SimpleEntity - other fully characterized molecules, e.g. nucleoplasmic ATP or cytosolic glutathione

Complex - a complex of two or more PhysicalEntities, e.g. Trimerization of the FASL:FAS receptor complex

EntitySet - a set of PhysicalEntities (molecules or complexes) which function interchangeably in a given situation, e.g. Notch 3 heterodimer binds with a Notch ligand in the extracellular space. This notation allows collective properties of multiple individual entities to be described explicitly.

CatalystActivity

PhysicalEntities are paired with molecular functions taken from the Gene Ontology molecular function controlled vocabulary to describe instances of biological catalysis. An optional ActiveUnit attribute indicates the specific domain of a protein or subunit of a complex that mediates the catalysis. If a PhysicalEntity has multiple catalytic activities, a separate CatalystActivity is created for each. This strategy allows the association of specific activities with specific variant forms of a protein or complex, and also enables easy retrieval of all activities of a protein, or all proteins capable of mediating a specific molecular function.

Event

Events – the conversion of input entities to output entities in one or more steps – are the building blocks used in Reactome to represent all biological processes. Two subclasses of Event are recognized, ReactionlikeEvent and Pathway. A ReactionlikeEvent is an event that converts inputs into outputs. A Pathway is any grouping of related Events. An event may be a member of more than one Pathway.

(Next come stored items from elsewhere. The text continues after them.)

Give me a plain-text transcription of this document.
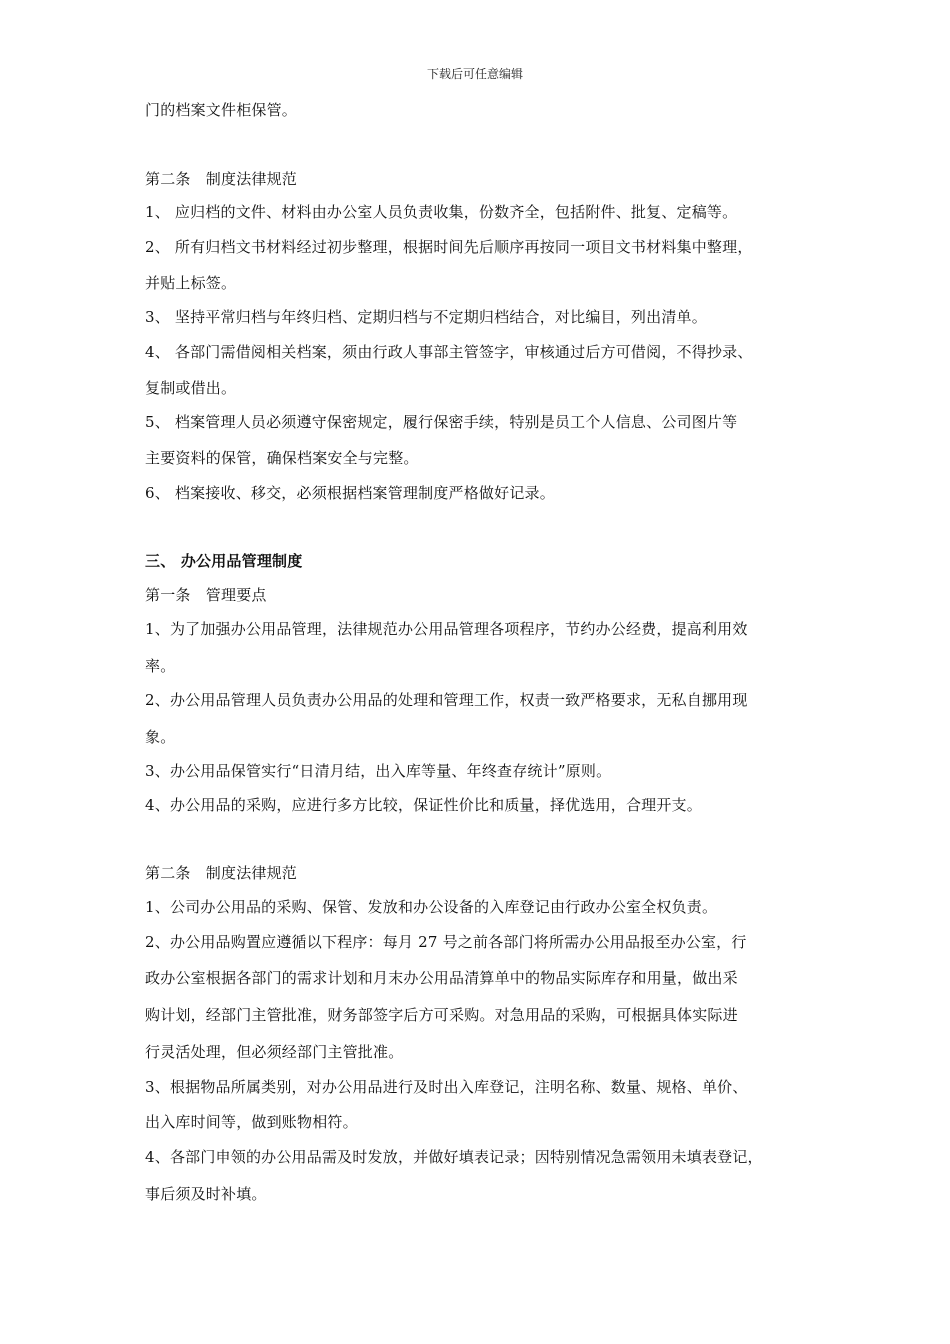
下载后可任意编辑
门的档案文件柜保管。
第二条　制度法律规范
1、 应归档的文件、材料由办公室人员负责收集，份数齐全，包括附件、批复、定稿等。
2、 所有归档文书材料经过初步整理，根据时间先后顺序再按同一项目文书材料集中整理，
并贴上标签。
3、 坚持平常归档与年终归档、定期归档与不定期归档结合，对比编目，列出清单。
4、 各部门需借阅相关档案，须由行政人事部主管签字，审核通过后方可借阅，不得抄录、
复制或借出。
5、 档案管理人员必须遵守保密规定，履行保密手续，特别是员工个人信息、公司图片等
主要资料的保管，确保档案安全与完整。
6、 档案接收、移交，必须根据档案管理制度严格做好记录。
三、 办公用品管理制度
第一条　管理要点
1、为了加强办公用品管理，法律规范办公用品管理各项程序，节约办公经费，提高利用效
率。
2、办公用品管理人员负责办公用品的处理和管理工作，权责一致严格要求，无私自挪用现
象。
3、办公用品保管实行“日清月结，出入库等量、年终查存统计”原则。
4、办公用品的采购，应进行多方比较，保证性价比和质量，择优选用，合理开支。
第二条　制度法律规范
1、公司办公用品的采购、保管、发放和办公设备的入库登记由行政办公室全权负责。
2、办公用品购置应遵循以下程序：每月 27 号之前各部门将所需办公用品报至办公室，行
政办公室根据各部门的需求计划和月末办公用品清算单中的物品实际库存和用量，做出采
购计划，经部门主管批准，财务部签字后方可采购。对急用品的采购，可根据具体实际进
行灵活处理，但必须经部门主管批准。
3、根据物品所属类别，对办公用品进行及时出入库登记，注明名称、数量、规格、单价、
出入库时间等，做到账物相符。
4、各部门申领的办公用品需及时发放，并做好填表记录；因特别情况急需领用未填表登记，
事后须及时补填。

The ReactionlikeEvent class is further divided into Reaction, BlackBoxEvent, Polymerisation and Depolymerisation. The Reaction class holds bona fide reactions with balanced inputs and outputs. The BlackBoxEvent class is used for ‘unbalanced’ reactions like protein synthesis or degradation, as well as ‘shortcut’ reactions for more complex processes that essentially convert inputs into outputs, e.g. the series of cyclical reactions involved in fatty acid biosynthesis. The De-/Polymerisation classes can hold reactions that describe the mechanics of a de-/polymerisation reaction, which is inherently ‘unbalanced’ due to the nature of a Polymer (that remains the ‘same’ entity even after adding or subtracting a unit).

Full specification of the Reactome data model

A full specification of all Reactome classes, slots and a listing of all instances of each class is accessible from the Schema page on the top menu bar. There is also a Data model glossary on the Reactome wiki page, giving more details on the usage of the various classes and slots.